I set about getting rid of the water by sweeping it into the bilge.  Days later I was to find the batteries swimming in a sea of water in their purpose built battery compartment. There was water everywhere in the aft section of Malua. My quarterback was wet so was things and bed sheets. The final water damage would be revealed days later.
I then realised that there was something flapping in the cockpit.  I opened the companion way and looked out to find all the canvas from the bimini and weather cloths ripped to pieces.  The two fenders secured at the stern had gone.  The stern anchor tied to the lifeline was over the side attached to the boat at the end of the anchor chain.  The life recovery ring was trailing astern on its line.  All the sheets and lines kept in the cockpit and under the hard dodger we somewhere else.  It was a mess.

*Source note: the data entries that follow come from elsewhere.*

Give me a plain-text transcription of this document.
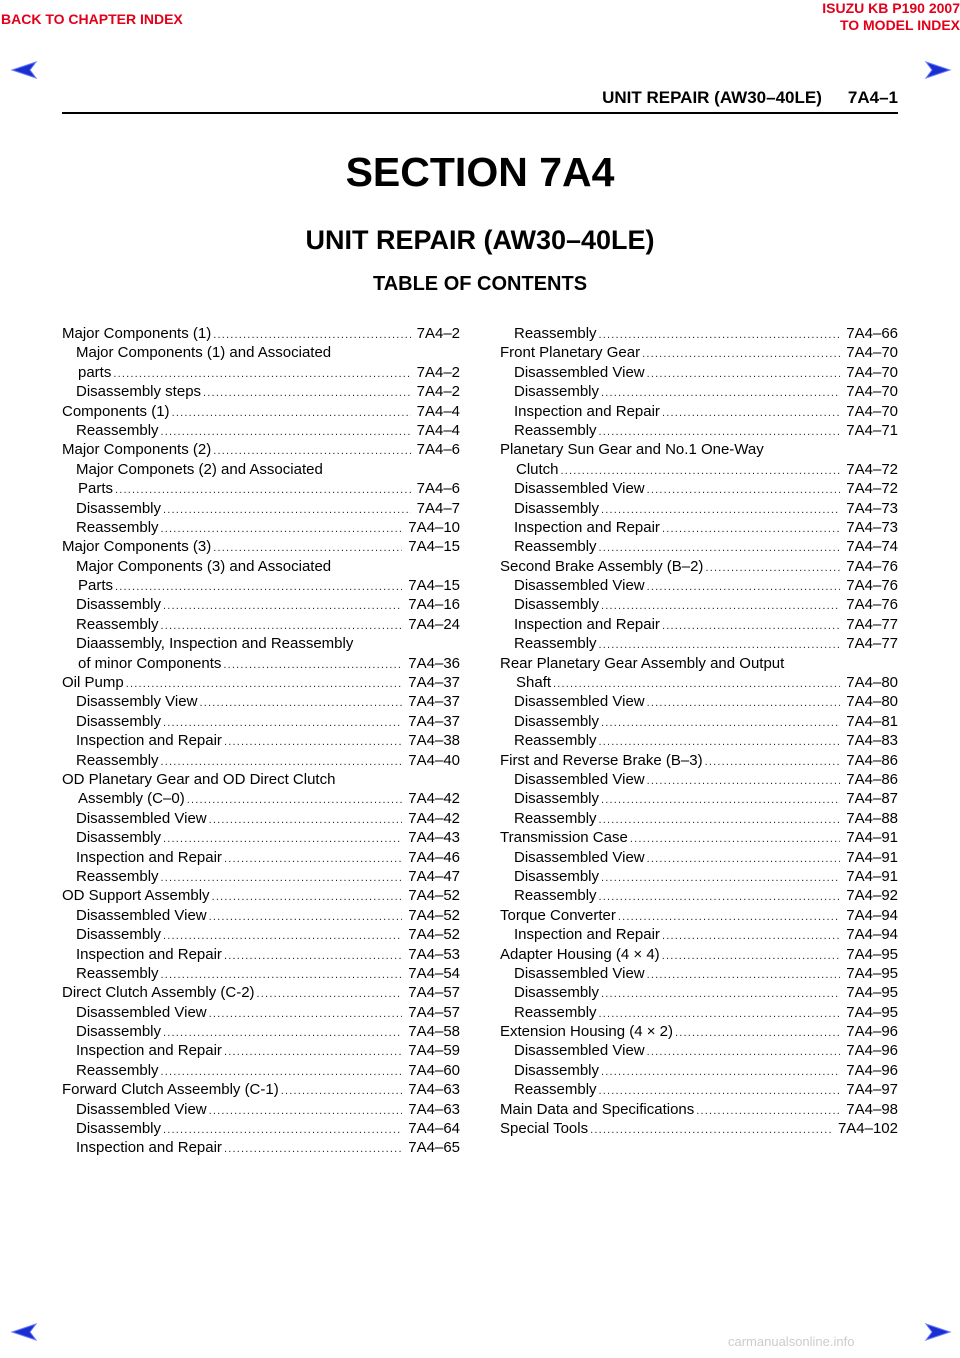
BACK TO CHAPTER INDEX
ISUZU KB P190 2007
TO MODEL INDEX
UNIT REPAIR (AW30–40LE) 7A4–1
SECTION 7A4
UNIT REPAIR (AW30–40LE)
TABLE OF CONTENTS
Major Components (1) .....	7A4–2
Major Components (1) and Associated
parts .....	7A4–2
Disassembly steps .....	7A4–2
Components (1) .....	7A4–4
Reassembly .....	7A4–4
Major Components (2) .....	7A4–6
Major Componets (2) and Associated
Parts .....	7A4–6
Disassembly .....	7A4–7
Reassembly .....	7A4–10
Major Components (3) .....	7A4–15
Major Components (3) and Associated
Parts .....	7A4–15
Disassembly .....	7A4–16
Reassembly .....	7A4–24
Diaassembly, Inspection and Reassembly
of minor Components .....	7A4–36
Oil Pump .....	7A4–37
Disassembly View .....	7A4–37
Disassembly .....	7A4–37
Inspection and Repair .....	7A4–38
Reassembly .....	7A4–40
OD Planetary Gear and OD Direct Clutch
Assembly (C–0) .....	7A4–42
Disassembled View .....	7A4–42
Disassembly .....	7A4–43
Inspection and Repair .....	7A4–46
Reassembly .....	7A4–47
OD Support Assembly .....	7A4–52
Disassembled View .....	7A4–52
Disassembly .....	7A4–52
Inspection and Repair .....	7A4–53
Reassembly .....	7A4–54
Direct Clutch Assembly (C-2) .....	7A4–57
Disassembled View .....	7A4–57
Disassembly .....	7A4–58
Inspection and Repair .....	7A4–59
Reassembly .....	7A4–60
Forward Clutch Asseembly (C-1) .....	7A4–63
Disassembled View .....	7A4–63
Disassembly .....	7A4–64
Inspection and Repair .....	7A4–65
Reassembly .....	7A4–66
Front Planetary Gear .....	7A4–70
Disassembled View .....	7A4–70
Disassembly .....	7A4–70
Inspection and Repair .....	7A4–70
Reassembly .....	7A4–71
Planetary Sun Gear and No.1 One-Way
Clutch .....	7A4–72
Disassembled View .....	7A4–72
Disassembly .....	7A4–73
Inspection and Repair .....	7A4–73
Reassembly .....	7A4–74
Second Brake Assembly (B–2) .....	7A4–76
Disassembled View .....	7A4–76
Disassembly .....	7A4–76
Inspection and Repair .....	7A4–77
Reassembly .....	7A4–77
Rear Planetary Gear Assembly and Output
Shaft .....	7A4–80
Disassembled View .....	7A4–80
Disassembly .....	7A4–81
Reassembly .....	7A4–83
First and Reverse Brake (B–3) .....	7A4–86
Disassembled View .....	7A4–86
Disassembly .....	7A4–87
Reassembly .....	7A4–88
Transmission Case .....	7A4–91
Disassembled View .....	7A4–91
Disassembly .....	7A4–91
Reassembly .....	7A4–92
Torque Converter .....	7A4–94
Inspection and Repair .....	7A4–94
Adapter Housing (4 × 4) .....	7A4–95
Disassembled View .....	7A4–95
Disassembly .....	7A4–95
Reassembly .....	7A4–95
Extension Housing (4 × 2) .....	7A4–96
Disassembled View .....	7A4–96
Disassembly .....	7A4–96
Reassembly .....	7A4–97
Main Data and Specifications .....	7A4–98
Special Tools .....	7A4–102
carmanualsonline.info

Luckily it was light so I set about retrieving the things trailing overboard and securing the other lines in their correct place.
I was to find out later that the engine fan vent located in the cockpit had been flooded along with the large cockpit locker containing the one outboard engine.  The other on the rail had had a good sea water submersion.
What could I do. Just run before the wind with only the small furled staysail to give me direction and drive. Five day later I was off the northern tip of Tonga hoping for a tow into the harbour by one of my friends.  You soon find out who your friends are.  I had to take a commercial tow and a mooring buoy in Niefu harbour.  Relieved that I had made it to a place where I could get the engine fixed and repair the sail. That is a story in itself.